Cuando atravieso la Plaza de Lavapiés siempre hay alguien que me susurra lo mismo: “Chist, chist, chocolate”. Si lo repitiera cuatro o cinco veces seguidas parecería una canción de los Oompa Loompa de Willy Wonka. En otras ocasiones lo que oigo es: “Hachís”, pero no lo pronuncian tal como se escribe, sino así, arrastrando las palabras: “Hassshís”. No miento si reconozco que me suelen dar ganas de volverme hacia el tipo y decirle: “¡Jesús!” Perdonen el chiste malo, pero es lo que siempre quiero espetarles. Quienes lo venden suelen ser jóvenes árabes que andan todo el santo día de trapicheo. Y se lo ofrecen a fulanos de mi catadura, a saber: pelo algo largo y juventud crepuscularia. Aunque la otra tarde, de lejos, dos chicas muy jóvenes, muy pijas, creo que me ofrecieron lo mismo. Yo ni siquiera les miro, o les echo un fugaz vistazo como diciendo: “No me interesa”.
Una noche, de regreso a casa, vi a uno de esos camellos de esquina haciendo equilibrios junto a una furgoneta aparcada a la puerta del edificio. Los equilibrios eran de este pelo: estaba agachado, con los pies en el borde de la acera y la espalda medio apoyada en un costado trasero del vehículo. Como, justo tras la rueda trasera de la furgoneta, había una boca sucia de alcantarilla, pensé una de dos cosas: o el individuo está buscando con la mano algún objeto que se le ha caído a la cloaca y, por misterios de su comportamiento, es contorsionista y prefiere buscar de espaldas, o sea, a ciegas; o, por el contrario, le ha entrado un apretón de vientre y se prepara para defecar. Esta segunda suposición me dio mucho asco. Principalmente porque pasaba al lado del fulano cuando lo vi (háganse cargo: era de noche y la furgoneta y algún arbolillo manchaban de sombras la pared, emboscando la labor de los faroles). Luego pensé otra cosa: “Este está robando en la furgoneta”. Pero no se me ocurrió qué se puede robar debajo de una furgoneta, pues entiendo menos de mecánica que de jardinería de bonsáis, de la que no sé nada. Tampoco llegué a sopesar que estuviera rascándose la espalda contra el vehículo: conocí a un tipo que se rascaba así la columna, restregándose con las esquinas y las paredes, imitando el movimiento de sube y baja de cuando vas subido en un tiovivo. Me dijeron que el nota aquel, con toda probabilidad, estaría recogiendo alguna pequeña entrega. En ocasiones, según parece, así lo hacen, para que si llega la policía no pille al vendedor con las manos en la masa. Lo dejan en los bajos de algún vehículo que saben no va a moverse en unas horas y mandan al comprador allí. Es un buen sitio: si aparece alguien, y pregunta, puedes argumentar que se te ha caído una moneda; la excusa para buscarla de espaldas, a ciegas, ya no se me ocurre.
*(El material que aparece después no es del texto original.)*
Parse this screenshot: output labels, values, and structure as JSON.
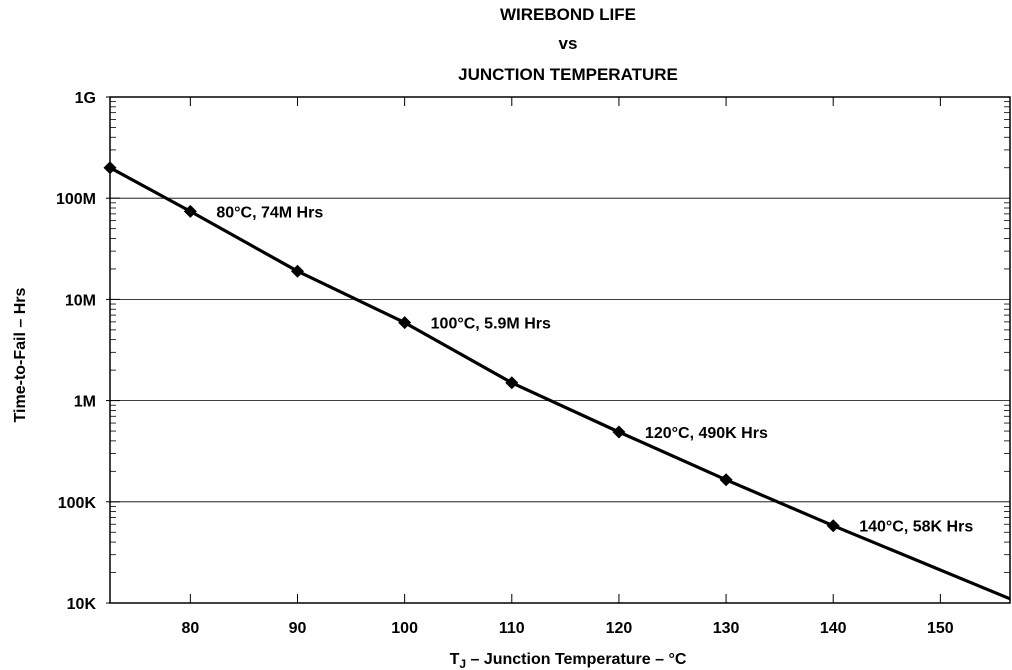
{
  "chart_data": {
    "type": "line",
    "title_lines": [
      "WIREBOND LIFE",
      "vs",
      "JUNCTION TEMPERATURE"
    ],
    "xlabel_main": "T",
    "xlabel_sub": "J",
    "xlabel_rest": " – Junction Temperature – °C",
    "ylabel": "Time-to-Fail – Hrs",
    "x_range": [
      72.5,
      156.5
    ],
    "y_range": [
      10000,
      1000000000
    ],
    "y_scale": "log",
    "grid": "horizontal-major",
    "x_ticks": [
      80,
      90,
      100,
      110,
      120,
      130,
      140,
      150
    ],
    "x_tick_labels": [
      "80",
      "90",
      "100",
      "110",
      "120",
      "130",
      "140",
      "150"
    ],
    "y_ticks": [
      10000,
      100000,
      1000000,
      10000000,
      100000000,
      1000000000
    ],
    "y_tick_labels": [
      "10K",
      "100K",
      "1M",
      "10M",
      "100M",
      "1G"
    ],
    "series": [
      {
        "marker": "diamond",
        "color": "#000000",
        "x": [
          72.5,
          80,
          90,
          100,
          110,
          120,
          130,
          140,
          156.5
        ],
        "y": [
          200000000,
          74000000,
          19000000,
          5900000,
          1500000,
          490000,
          165000,
          58000,
          11000
        ],
        "marker_x": [
          72.5,
          80,
          90,
          100,
          110,
          120,
          130,
          140
        ]
      }
    ],
    "annotations": [
      {
        "x": 80,
        "y": 74000000,
        "text": "80°C, 74M Hrs"
      },
      {
        "x": 100,
        "y": 5900000,
        "text": "100°C, 5.9M Hrs"
      },
      {
        "x": 120,
        "y": 490000,
        "text": "120°C, 490K Hrs"
      },
      {
        "x": 140,
        "y": 58000,
        "text": "140°C, 58K Hrs"
      }
    ]
  }
}
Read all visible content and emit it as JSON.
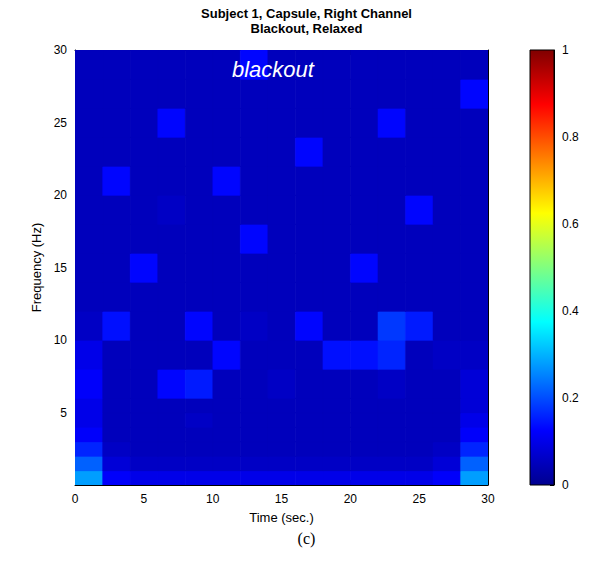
{
  "chart_data": {
    "type": "heatmap",
    "title": "Subject 1, Capsule, Right Channel",
    "subtitle": "Blackout, Relaxed",
    "annotation": "blackout",
    "caption": "(c)",
    "x_label": "Time (sec.)",
    "y_label": "Frequency (Hz)",
    "xlim": [
      0,
      30
    ],
    "xticks": [
      0,
      5,
      10,
      15,
      20,
      25,
      30
    ],
    "ylim": [
      0,
      30
    ],
    "yticks": [
      5,
      10,
      15,
      20,
      25,
      30
    ],
    "time_edges": [
      0,
      2,
      4,
      6,
      8,
      10,
      12,
      14,
      16,
      18,
      20,
      22,
      24,
      26,
      28,
      30
    ],
    "frequency_edges": [
      0,
      1,
      2,
      3,
      4,
      5,
      6,
      8,
      10,
      12,
      14,
      16,
      18,
      20,
      22,
      24,
      26,
      28,
      30
    ],
    "cells": [
      [
        0.28,
        0.12,
        0.1,
        0.1,
        0.1,
        0.1,
        0.1,
        0.1,
        0.1,
        0.1,
        0.1,
        0.1,
        0.1,
        0.12,
        0.28
      ],
      [
        0.22,
        0.08,
        0.06,
        0.06,
        0.06,
        0.06,
        0.06,
        0.06,
        0.06,
        0.06,
        0.06,
        0.06,
        0.06,
        0.08,
        0.22
      ],
      [
        0.16,
        0.06,
        0.05,
        0.05,
        0.05,
        0.05,
        0.05,
        0.05,
        0.05,
        0.05,
        0.05,
        0.05,
        0.05,
        0.06,
        0.16
      ],
      [
        0.12,
        0.05,
        0.05,
        0.05,
        0.05,
        0.05,
        0.05,
        0.05,
        0.05,
        0.05,
        0.05,
        0.05,
        0.05,
        0.05,
        0.12
      ],
      [
        0.1,
        0.05,
        0.05,
        0.05,
        0.06,
        0.05,
        0.05,
        0.05,
        0.05,
        0.05,
        0.05,
        0.05,
        0.05,
        0.05,
        0.1
      ],
      [
        0.1,
        0.05,
        0.05,
        0.05,
        0.05,
        0.05,
        0.05,
        0.05,
        0.05,
        0.05,
        0.05,
        0.05,
        0.05,
        0.05,
        0.08
      ],
      [
        0.12,
        0.05,
        0.05,
        0.13,
        0.15,
        0.05,
        0.05,
        0.06,
        0.05,
        0.05,
        0.05,
        0.06,
        0.05,
        0.05,
        0.08
      ],
      [
        0.1,
        0.05,
        0.05,
        0.05,
        0.05,
        0.13,
        0.05,
        0.05,
        0.05,
        0.14,
        0.14,
        0.16,
        0.05,
        0.06,
        0.06
      ],
      [
        0.06,
        0.14,
        0.05,
        0.05,
        0.13,
        0.05,
        0.06,
        0.05,
        0.13,
        0.05,
        0.05,
        0.18,
        0.15,
        0.05,
        0.05
      ],
      [
        0.05,
        0.05,
        0.05,
        0.05,
        0.05,
        0.05,
        0.05,
        0.05,
        0.05,
        0.05,
        0.05,
        0.05,
        0.05,
        0.05,
        0.05
      ],
      [
        0.05,
        0.05,
        0.13,
        0.05,
        0.05,
        0.05,
        0.05,
        0.05,
        0.05,
        0.05,
        0.13,
        0.05,
        0.05,
        0.05,
        0.05
      ],
      [
        0.05,
        0.05,
        0.05,
        0.05,
        0.05,
        0.05,
        0.13,
        0.05,
        0.05,
        0.05,
        0.05,
        0.05,
        0.05,
        0.05,
        0.05
      ],
      [
        0.05,
        0.05,
        0.05,
        0.06,
        0.05,
        0.05,
        0.05,
        0.05,
        0.05,
        0.05,
        0.05,
        0.05,
        0.13,
        0.05,
        0.05
      ],
      [
        0.05,
        0.13,
        0.05,
        0.05,
        0.05,
        0.13,
        0.05,
        0.05,
        0.05,
        0.05,
        0.05,
        0.05,
        0.05,
        0.05,
        0.05
      ],
      [
        0.05,
        0.05,
        0.05,
        0.05,
        0.05,
        0.05,
        0.05,
        0.05,
        0.13,
        0.05,
        0.05,
        0.05,
        0.05,
        0.05,
        0.05
      ],
      [
        0.05,
        0.05,
        0.05,
        0.13,
        0.05,
        0.05,
        0.05,
        0.05,
        0.05,
        0.05,
        0.05,
        0.13,
        0.05,
        0.05,
        0.05
      ],
      [
        0.05,
        0.05,
        0.05,
        0.05,
        0.05,
        0.05,
        0.05,
        0.05,
        0.05,
        0.05,
        0.05,
        0.05,
        0.05,
        0.05,
        0.13
      ],
      [
        0.05,
        0.05,
        0.05,
        0.05,
        0.05,
        0.05,
        0.13,
        0.05,
        0.05,
        0.05,
        0.05,
        0.05,
        0.05,
        0.05,
        0.05
      ]
    ],
    "color_range": [
      0,
      1
    ],
    "color_ticks": [
      0,
      0.2,
      0.4,
      0.6,
      0.8,
      1
    ]
  }
}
Dicha furgoneta, por cierto, tiene tantas meadas encima que cualquier día se le caen las ruedas o se le descompone el chasis. Vuelves a casa por la noche y no es raro ver a alguien apretado contra un lateral del vehículo. Evitas pasar por la acera, que es angosta, por si acaso. Por si acaso está sucediendo alguna de estas acciones: que el individuo esté dando un achuchón excesivo a una individua, que un caco de poca monta esté hurgando en la cerradura para mangar en la furgoneta, que se esté liando un canuto en las sombras. Pero no: siempre es alguien aliviándose la vejiga. Lo sabes por el sonido del orín calle abajo. También lo saben los vecinos porque no es raro ir por ahí y encontrarse la vomitiva imagen de un chalado con el falo fuera. Así que esa furgoneta hace las funciones de vehículo, mingitorio de hombres, váter de palomas y escondite de alijos. Por suerte estos días el dueño se la ha llevado.